Bridget Sullivan, Director of Integrated Marketing at StreetEasy, oversees brand strategy and long-term media investment for the Zillow-owned marketplace, shaping how the company shows up across New York City. She leads the work in partnership with Creative Directors Sam McCluskey and Tom Hall at Mother, who guide the campaign’s creative system across transit and mural executions. Together, they are responsible not just for creative output, but for turning sustained media presence into a measurable component of StreetEasy’s marketplace performance. That philosophy is clearest in the brand’s high-frequency subway presence.
"To reach New Yorkers and feel embedded in the fabric of this city, you have to show up in the spaces where they live, commute, and spend their time," Sullivan says. "The subway is the connective tissue of the city. By maintaining a consistent presence there, we reinforce that we’re part of the everyday rhythm of New York." For StreetEasy, that means buying for consistency and coverage rather than bursts. Familiarity compounds over time, aligning the brand with the habitual movement patterns that precede housing decisions.
Word of mouth advertising: “Our work has become so recognizable that New Yorkers often call it ‘the subway campaign,’ and we’ve heard from anecdotes and social media posts that they’ve even come to look forward to it,” Sullivan says. For StreetEasy, that recognition reflects a deliberate strategy of consistency over novelty. The audience naming the work themselves signals the brand has secured a fixed position inside the commute.
Headlines in a hurry: In a saturated media market, presence alone isn’t enough. As McCluskey and Hall explain, headlines matter. "With transit placements, we're talking to New Yorkers in motion—commuters who have seconds to connect with the message. The creative needs to be direct and immediate." notes McCluskey. "Headlines like 'STAY PUT. STAY INTERESTING.' work because they're quick reads that land with attitude," Hall adds.
Beyond transit, the brand invests in hand-painted murals designed to signal permanence and care. Sullivan notes that the "detailed, realistic craftsmanship" signals "care, commitment, and longevity." For the mural's visual, the team selected a rooftop lounger basking in the sun, an image designed to stop people in their tracks and create a photo moment.
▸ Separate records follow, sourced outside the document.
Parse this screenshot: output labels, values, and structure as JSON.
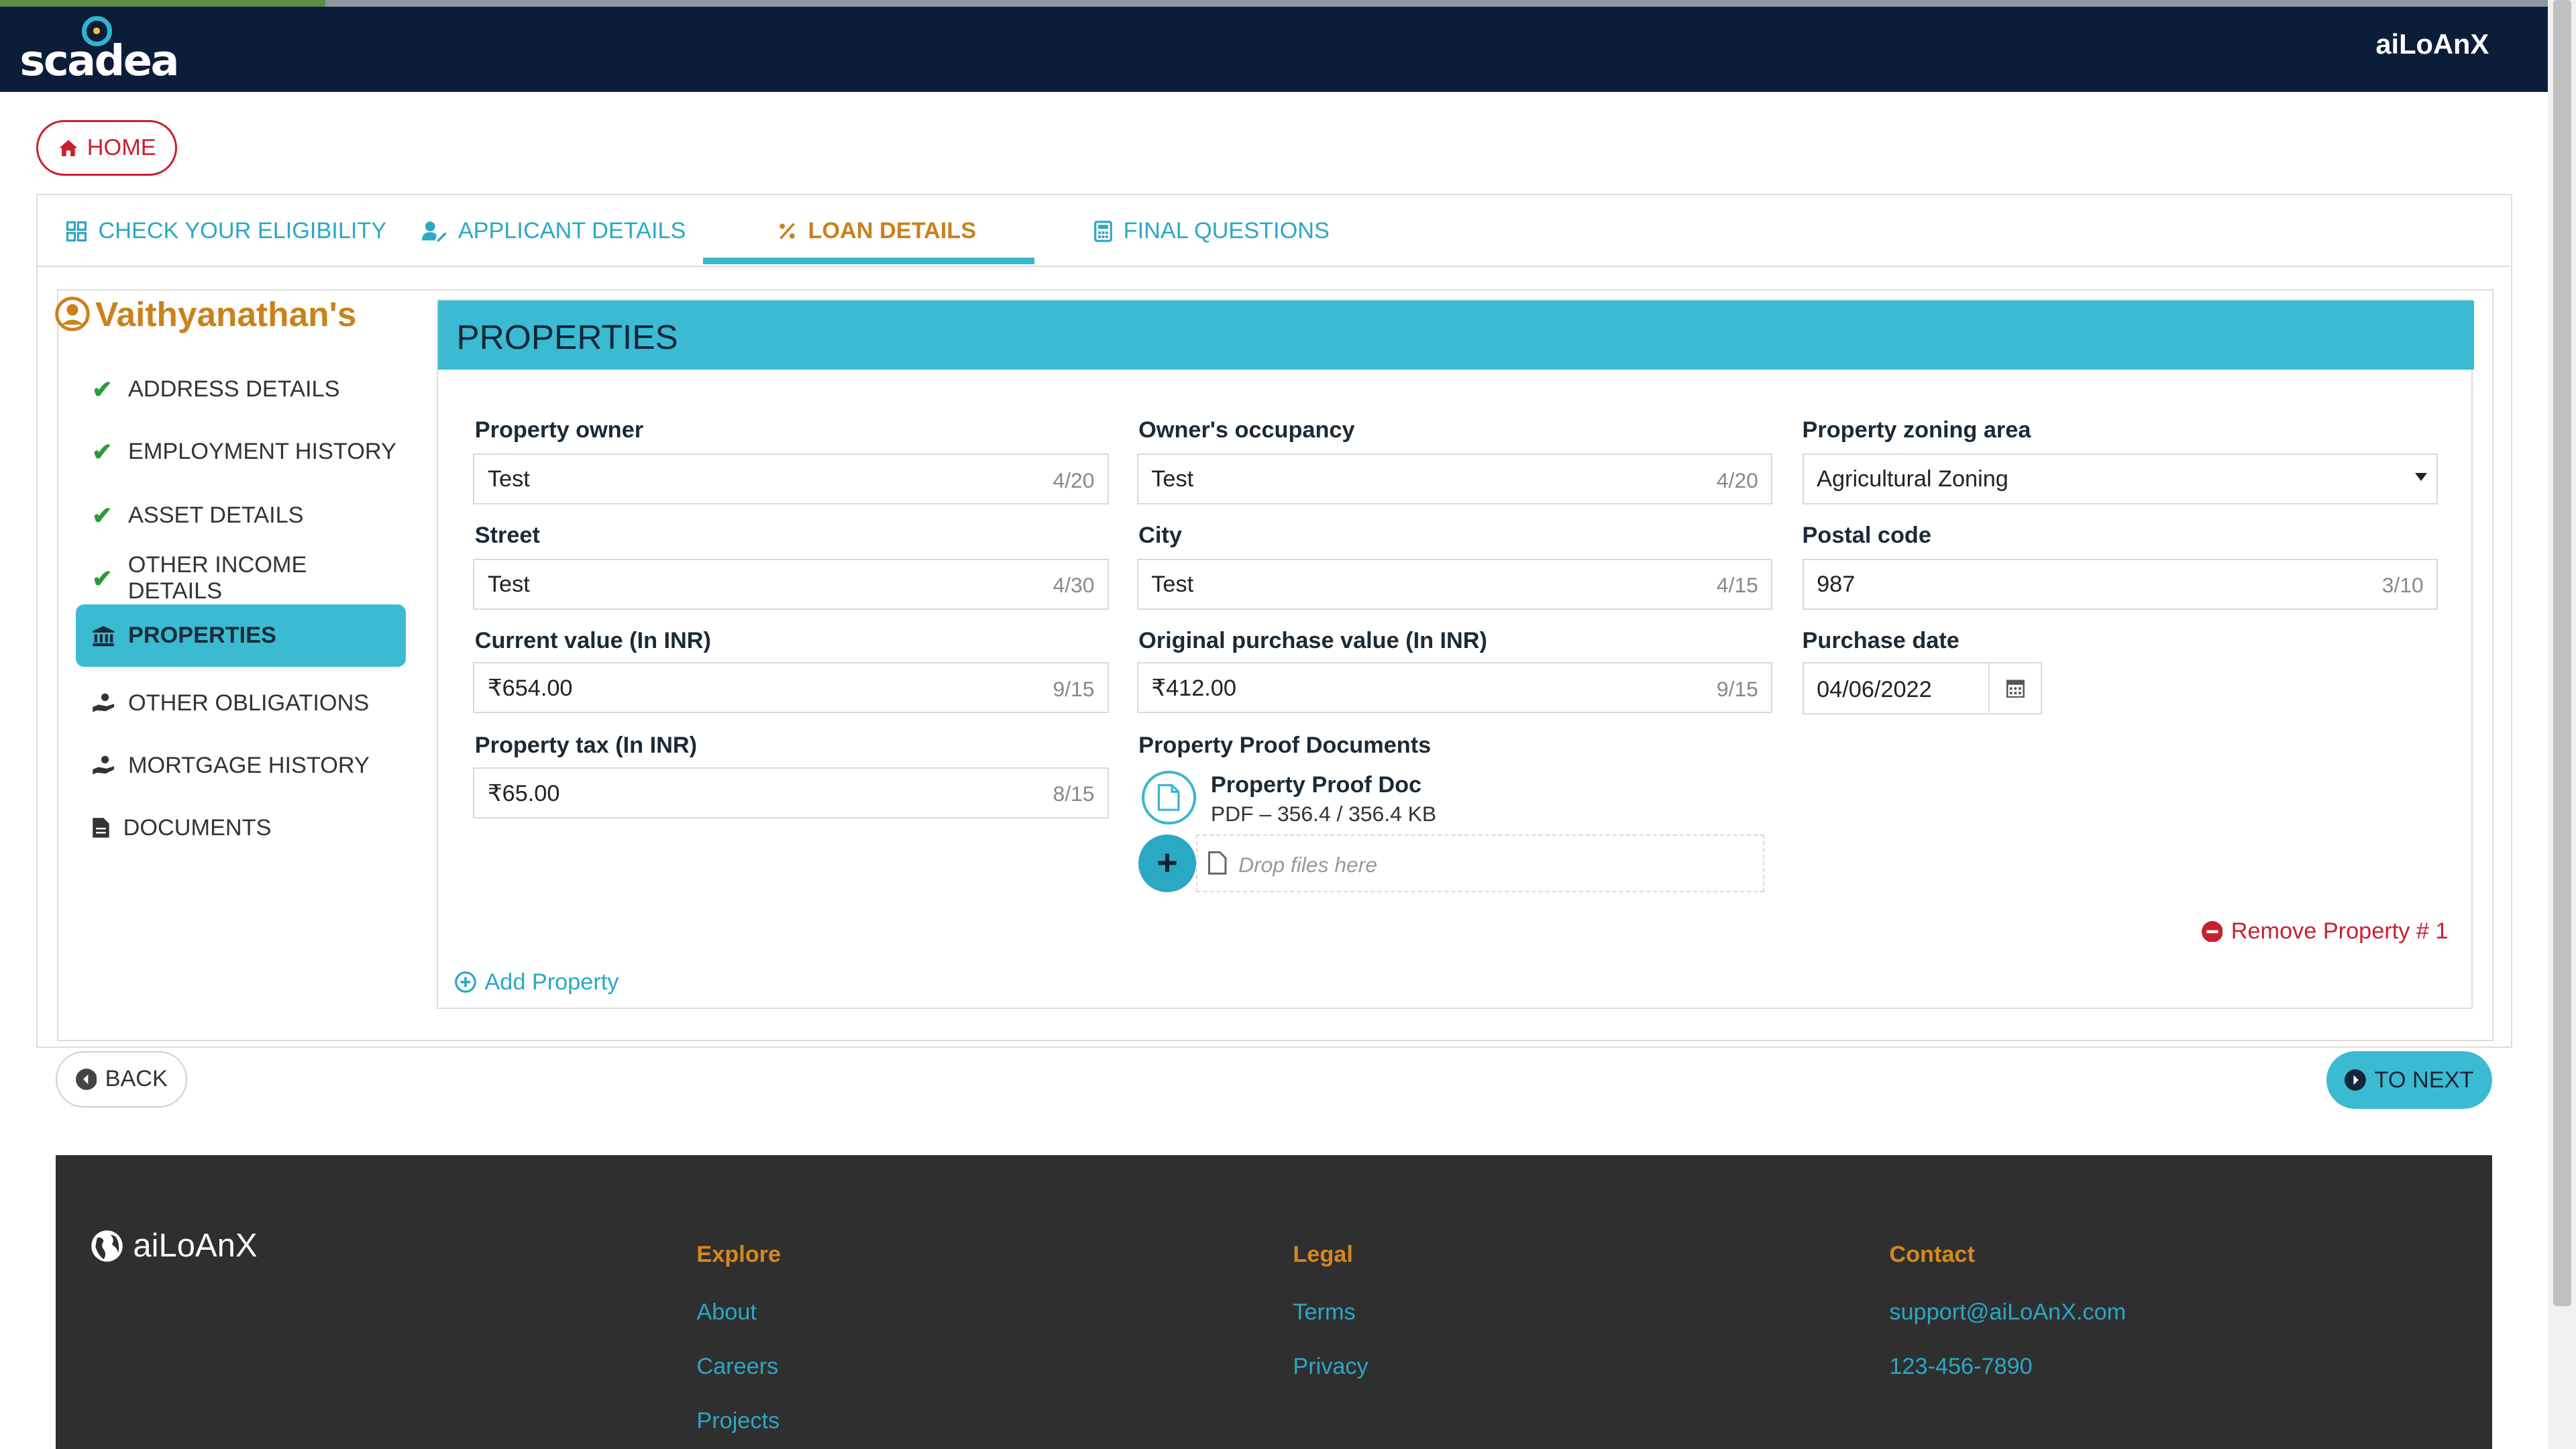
{
  "header": {
    "logo_text": "scadea",
    "app_name": "aiLoAnX"
  },
  "nav": {
    "home_label": "HOME"
  },
  "tabs": [
    {
      "label": "CHECK YOUR ELIGIBILITY",
      "icon": "grid-icon",
      "active": false
    },
    {
      "label": "APPLICANT DETAILS",
      "icon": "user-edit-icon",
      "active": false
    },
    {
      "label": "LOAN DETAILS",
      "icon": "percent-icon",
      "active": true
    },
    {
      "label": "FINAL QUESTIONS",
      "icon": "calculator-icon",
      "active": false
    }
  ],
  "sidebar": {
    "user_name": "Vaithyanathan's",
    "items": [
      {
        "label": "ADDRESS DETAILS",
        "icon": "check-icon",
        "completed": true
      },
      {
        "label": "EMPLOYMENT HISTORY",
        "icon": "check-icon",
        "completed": true
      },
      {
        "label": "ASSET DETAILS",
        "icon": "check-icon",
        "completed": true
      },
      {
        "label": "OTHER INCOME DETAILS",
        "icon": "check-icon",
        "completed": true
      },
      {
        "label": "PROPERTIES",
        "icon": "bank-icon",
        "active": true
      },
      {
        "label": "OTHER OBLIGATIONS",
        "icon": "hand-coin-icon"
      },
      {
        "label": "MORTGAGE HISTORY",
        "icon": "hand-coin-icon"
      },
      {
        "label": "DOCUMENTS",
        "icon": "file-icon"
      }
    ]
  },
  "form": {
    "title": "PROPERTIES",
    "property_owner": {
      "label": "Property owner",
      "value": "Test",
      "count": "4/20"
    },
    "owners_occupancy": {
      "label": "Owner's occupancy",
      "value": "Test",
      "count": "4/20"
    },
    "zoning_area": {
      "label": "Property zoning area",
      "value": "Agricultural Zoning"
    },
    "street": {
      "label": "Street",
      "value": "Test",
      "count": "4/30"
    },
    "city": {
      "label": "City",
      "value": "Test",
      "count": "4/15"
    },
    "postal_code": {
      "label": "Postal code",
      "value": "987",
      "count": "3/10"
    },
    "current_value": {
      "label": "Current value (In INR)",
      "value": "₹654.00",
      "count": "9/15"
    },
    "original_value": {
      "label": "Original purchase value (In INR)",
      "value": "₹412.00",
      "count": "9/15"
    },
    "purchase_date": {
      "label": "Purchase date",
      "value": "04/06/2022"
    },
    "property_tax": {
      "label": "Property tax (In INR)",
      "value": "₹65.00",
      "count": "8/15"
    },
    "documents": {
      "label": "Property Proof Documents",
      "file_name": "Property Proof Doc",
      "file_meta": "PDF – 356.4 / 356.4 KB",
      "drop_placeholder": "Drop files here"
    },
    "remove_label": "Remove Property # 1",
    "add_label": "Add Property"
  },
  "actions": {
    "back_label": "BACK",
    "next_label": "TO NEXT"
  },
  "footer": {
    "brand": "aiLoAnX",
    "explore": {
      "heading": "Explore",
      "links": [
        "About",
        "Careers",
        "Projects"
      ]
    },
    "legal": {
      "heading": "Legal",
      "links": [
        "Terms",
        "Privacy"
      ]
    },
    "contact": {
      "heading": "Contact",
      "email": "support@aiLoAnX.com",
      "phone": "123-456-7890"
    }
  },
  "colors": {
    "header_bg": "#0c1d3a",
    "accent_teal": "#3bbbd2",
    "accent_orange": "#c9821d",
    "danger_red": "#c8202f",
    "footer_bg": "#2f2f2f"
  }
}
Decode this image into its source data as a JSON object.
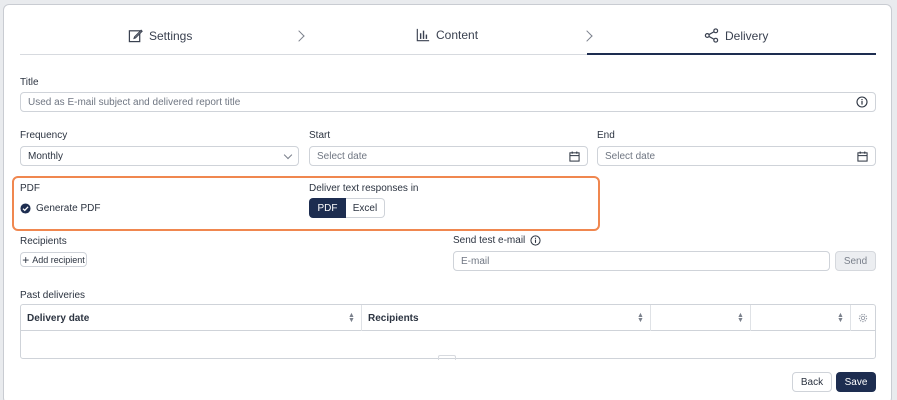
{
  "tabs": [
    {
      "label": "Settings",
      "icon": "edit-icon"
    },
    {
      "label": "Content",
      "icon": "bar-chart-icon"
    },
    {
      "label": "Delivery",
      "icon": "share-icon"
    }
  ],
  "active_tab": "Delivery",
  "title_field": {
    "label": "Title",
    "placeholder": "Used as E-mail subject and delivered report title"
  },
  "frequency": {
    "label": "Frequency",
    "value": "Monthly"
  },
  "start": {
    "label": "Start",
    "placeholder": "Select date"
  },
  "end": {
    "label": "End",
    "placeholder": "Select date"
  },
  "pdf": {
    "label": "PDF",
    "checkbox_label": "Generate PDF",
    "checked": true
  },
  "deliver_text": {
    "label": "Deliver text responses in",
    "options": [
      "PDF",
      "Excel"
    ],
    "selected": "PDF"
  },
  "recipients": {
    "label": "Recipients",
    "add_label": "Add recipient"
  },
  "test_email": {
    "label": "Send test e-mail",
    "placeholder": "E-mail",
    "send_label": "Send"
  },
  "past_deliveries": {
    "label": "Past deliveries",
    "columns": [
      "Delivery date",
      "Recipients",
      "",
      ""
    ]
  },
  "footer": {
    "back_label": "Back",
    "save_label": "Save"
  },
  "colors": {
    "accent": "#1d2d50",
    "highlight": "#f0874f"
  }
}
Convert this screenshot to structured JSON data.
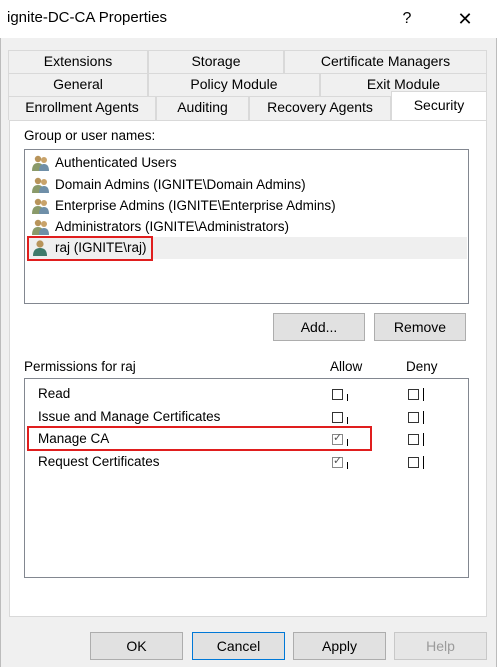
{
  "window": {
    "title": "ignite-DC-CA Properties",
    "help_glyph": "?",
    "close_glyph": "✕"
  },
  "tabs": {
    "row1": [
      "Extensions",
      "Storage",
      "Certificate Managers"
    ],
    "row2": [
      "General",
      "Policy Module",
      "Exit Module"
    ],
    "row3": [
      "Enrollment Agents",
      "Auditing",
      "Recovery Agents",
      "Security"
    ],
    "active": "Security"
  },
  "group_label": "Group or user names:",
  "users": [
    "Authenticated Users",
    "Domain Admins (IGNITE\\Domain Admins)",
    "Enterprise Admins (IGNITE\\Enterprise Admins)",
    "Administrators (IGNITE\\Administrators)",
    "raj (IGNITE\\raj)"
  ],
  "selected_user": "raj (IGNITE\\raj)",
  "buttons": {
    "add": "Add...",
    "remove": "Remove",
    "ok": "OK",
    "cancel": "Cancel",
    "apply": "Apply",
    "help": "Help"
  },
  "permissions": {
    "label": "Permissions for raj",
    "allow_header": "Allow",
    "deny_header": "Deny",
    "rows": [
      {
        "name": "Read",
        "allow": false,
        "deny": false
      },
      {
        "name": "Issue and Manage Certificates",
        "allow": false,
        "deny": false
      },
      {
        "name": "Manage CA",
        "allow": true,
        "deny": false
      },
      {
        "name": "Request Certificates",
        "allow": true,
        "deny": false
      }
    ]
  },
  "colors": {
    "highlight_box": "#e01e1e",
    "default_button_border": "#0078d7"
  }
}
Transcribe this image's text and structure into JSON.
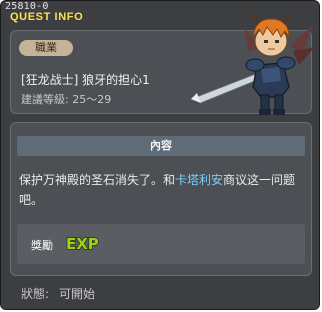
{
  "window": {
    "id": "25810-0",
    "title": "QUEST INFO"
  },
  "quest": {
    "job_tag": "職業",
    "name": "[狂龙战士] 狼牙的担心1",
    "level_label": "建議等級:",
    "level_range": "25～29"
  },
  "content": {
    "header": "內容",
    "description_parts": {
      "before": "保护万神殿的圣石消失了。和",
      "npc": "卡塔利安",
      "after": "商议这一问题吧。"
    }
  },
  "reward": {
    "label": "獎勵",
    "exp_text": "EXP"
  },
  "status": {
    "label": "狀態:",
    "value": "可開始"
  },
  "colors": {
    "title": "#ffe14a",
    "npc_highlight": "#7ad0ff",
    "exp_fill": "#9bd21d"
  },
  "icons": {
    "character": "kaiser-character-icon",
    "exp": "exp-icon"
  }
}
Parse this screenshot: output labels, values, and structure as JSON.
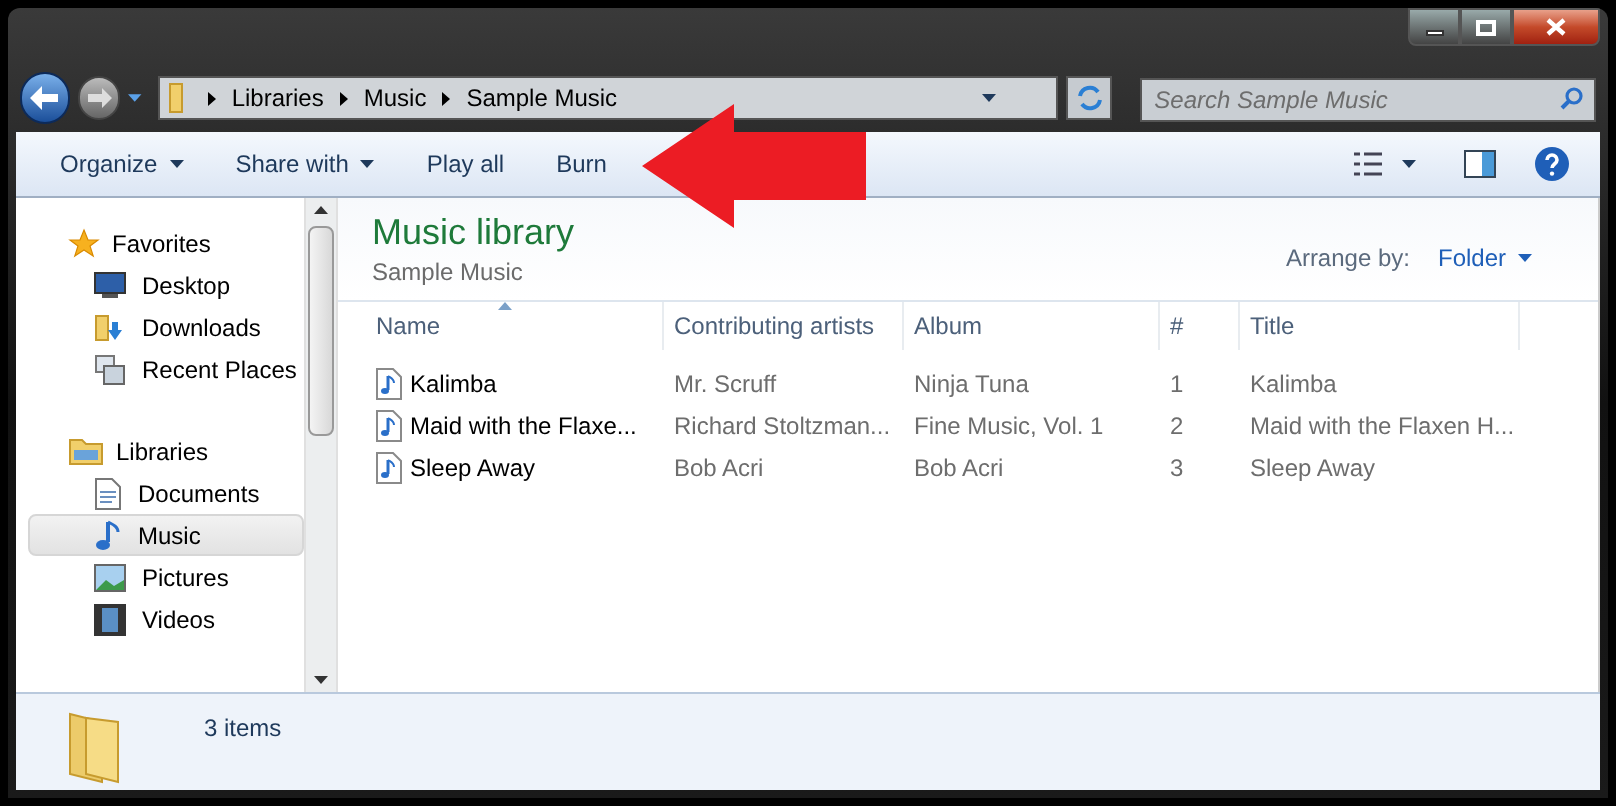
{
  "address": {
    "crumbs": [
      "Libraries",
      "Music",
      "Sample Music"
    ]
  },
  "search": {
    "placeholder": "Search Sample Music"
  },
  "toolbar": [
    {
      "label": "Organize",
      "menu": true
    },
    {
      "label": "Share with",
      "menu": true
    },
    {
      "label": "Play all",
      "menu": false
    },
    {
      "label": "Burn",
      "menu": false
    }
  ],
  "nav": [
    {
      "label": "Favorites",
      "children": [
        {
          "label": "Desktop",
          "selected": false
        },
        {
          "label": "Downloads",
          "selected": false
        },
        {
          "label": "Recent Places",
          "selected": false
        }
      ]
    },
    {
      "label": "Libraries",
      "children": [
        {
          "label": "Documents",
          "selected": false
        },
        {
          "label": "Music",
          "selected": true
        },
        {
          "label": "Pictures",
          "selected": false
        },
        {
          "label": "Videos",
          "selected": false
        }
      ]
    }
  ],
  "library": {
    "title": "Music library",
    "subtitle": "Sample Music",
    "arrange_label": "Arrange by:",
    "arrange_value": "Folder"
  },
  "table": {
    "columns": [
      "Name",
      "Contributing artists",
      "Album",
      "#",
      "Title"
    ],
    "rows": [
      [
        "Kalimba",
        "Mr. Scruff",
        "Ninja Tuna",
        "1",
        "Kalimba"
      ],
      [
        "Maid with the Flaxe...",
        "Richard Stoltzman...",
        "Fine Music, Vol. 1",
        "2",
        "Maid with the Flaxen H..."
      ],
      [
        "Sleep Away",
        "Bob Acri",
        "Bob Acri",
        "3",
        "Sleep Away"
      ]
    ]
  },
  "status_bar": {
    "text": "3 items"
  }
}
Precision before permanence: "We selected mural locations by combining StreetEasy data on the most-searched neighborhoods with foot traffic insights from our media agency, Canvas, to ensure we focused on areas with both high buyer interest and strong foot traffic," explains Sullivan. "We then layered in our own on-the-ground knowledge of the city to confirm the placements would feel intentional and culturally relevant." Large-format, hand-painted work only appears where housing demand signals and pedestrian density intersect, tying cultural visibility directly to search intent rather than symbolic neighborhood presence.
Playing the long game: But for all its cultural resonance, the campaign is ultimately judged on its business impact. "We use Marketing Mix Modeling, which allows us to isolate the long-term contribution of OOH to search behavior, site visits, and downstream engagement," Sullivan states. "This approach helps us understand the sustained lift it drives over time, not just immediate spikes." This discipline ties cultural presence directly to marketplace performance.
For StreetEasy, that strategy demands sustained presence in the spaces where housing consideration actually starts: on platforms, in stations, along neighborhood corridors. The media isn’t treated as backdrop but as part of the urban experience itself. “It’s important that the work adds to the streets it lives on," Sullivan concludes.